Reuters WOOMERA. Das Kontrollzentrum in St. Louis im US-Bundesstaat Missouri rechnet damit, dass Fossett am frühen Donnerstagmorgen im westlichen Queensland auf dem Boden aufsetzen wird. Er wurde am Mittwoch durch starken Bodenwind an einer Landung gehindert.

"Es ist eine sehr gefährliche Situation", sagte Fossett. Er bewege sich mehr als 6000 Meter über Südaustralien und wolle auch auf dieser Höhe bleiben. Die Landung gehört zum riskantesten Teil der Ballonfahrt.

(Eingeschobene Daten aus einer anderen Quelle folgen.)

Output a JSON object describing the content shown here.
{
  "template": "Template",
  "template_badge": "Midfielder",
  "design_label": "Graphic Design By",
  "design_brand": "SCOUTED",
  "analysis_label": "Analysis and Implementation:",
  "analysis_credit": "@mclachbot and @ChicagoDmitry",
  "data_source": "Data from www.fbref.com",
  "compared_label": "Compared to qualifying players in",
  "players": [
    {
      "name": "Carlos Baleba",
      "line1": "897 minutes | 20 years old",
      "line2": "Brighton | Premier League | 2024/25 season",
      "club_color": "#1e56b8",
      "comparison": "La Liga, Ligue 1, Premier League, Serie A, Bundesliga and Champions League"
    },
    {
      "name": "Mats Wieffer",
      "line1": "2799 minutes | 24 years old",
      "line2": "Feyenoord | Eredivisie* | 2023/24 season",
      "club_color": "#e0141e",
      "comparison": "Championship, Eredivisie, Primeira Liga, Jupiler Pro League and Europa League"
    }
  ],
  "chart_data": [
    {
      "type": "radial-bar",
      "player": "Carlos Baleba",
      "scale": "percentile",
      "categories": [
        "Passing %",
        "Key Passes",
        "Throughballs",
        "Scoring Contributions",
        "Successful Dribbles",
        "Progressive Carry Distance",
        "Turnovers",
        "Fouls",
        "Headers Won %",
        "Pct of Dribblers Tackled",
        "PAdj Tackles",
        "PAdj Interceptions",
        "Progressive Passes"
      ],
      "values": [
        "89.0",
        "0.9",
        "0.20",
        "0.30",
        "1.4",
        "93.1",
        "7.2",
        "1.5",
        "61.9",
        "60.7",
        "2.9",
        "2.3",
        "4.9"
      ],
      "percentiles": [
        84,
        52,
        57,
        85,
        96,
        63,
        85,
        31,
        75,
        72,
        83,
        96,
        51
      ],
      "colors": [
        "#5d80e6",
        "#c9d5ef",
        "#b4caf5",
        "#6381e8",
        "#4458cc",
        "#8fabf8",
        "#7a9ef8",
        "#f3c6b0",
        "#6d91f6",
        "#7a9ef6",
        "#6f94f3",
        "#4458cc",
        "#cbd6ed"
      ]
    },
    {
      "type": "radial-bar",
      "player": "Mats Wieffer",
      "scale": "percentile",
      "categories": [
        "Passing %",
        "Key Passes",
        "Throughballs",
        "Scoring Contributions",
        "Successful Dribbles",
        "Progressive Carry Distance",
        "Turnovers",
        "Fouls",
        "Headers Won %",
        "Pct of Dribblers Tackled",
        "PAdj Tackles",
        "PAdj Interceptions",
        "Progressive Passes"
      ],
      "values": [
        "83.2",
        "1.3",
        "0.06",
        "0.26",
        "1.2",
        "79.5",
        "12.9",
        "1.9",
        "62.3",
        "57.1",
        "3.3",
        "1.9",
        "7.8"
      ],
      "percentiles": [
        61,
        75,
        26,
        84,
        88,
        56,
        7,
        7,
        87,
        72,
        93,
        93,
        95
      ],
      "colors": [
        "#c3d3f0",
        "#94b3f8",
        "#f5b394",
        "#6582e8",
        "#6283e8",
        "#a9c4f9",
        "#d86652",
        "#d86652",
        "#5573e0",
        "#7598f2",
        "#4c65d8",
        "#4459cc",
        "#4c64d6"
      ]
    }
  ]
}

Dem 58-jährigen Fossett war es am Dienstag beim sechsten Versuch als erstem Menschen geglückt, die Erde in einem Ballon allein und ohne Zwischenlandung zu umrunden.

Die Landung ist deshalb schwierig, weil Fossett bei der Verlangsamung der Fahrt die Kontrolle über seinen Ballon schwerer ausüben kann. Beim Landemanöver wird Fossett pro Minute zwischen 60 und 150 Meter an Höhe verlieren. Rund 30 Meter über dem Boden wird er die Ventile öffnen, um schnell das Heliumgas aus seinem Ballon herauszulassen. Fossetts silbernfarbener Ballon "Spirit of Freedom" ist 42 Meter hoch und 18 Meter breit. Gefüllt ist der Ballon mit Helium und Heißuft, mit deren Hilfe er während des Fluges die Höhe regulierte.

Der frühere Börsenmakler Fossett hatte eigentlich gegen 10.00 Uhr MESZ bei der Stadt Woomera im australischen Buschland, rund 270 Kilometer nordwestlich von Adelaide landen sollen. Aber die Bodenwinde in Woomera sind Berichten zufolge mit 30 Stundenkilometern zu stark gewesen. Die maximale Windgeschwindigkeit für eine sichere Landung mit dem Ballon liegt bei 16 Stundenkilometern. Einem Sprecher zufolge bevorzugt Fossett zur Landung auch einige Bäume im Landegebiet. Durch diese verliere er kurz vor dem Aufsetzen an Geschwindigkeit und werde nicht über den Boden geschleift.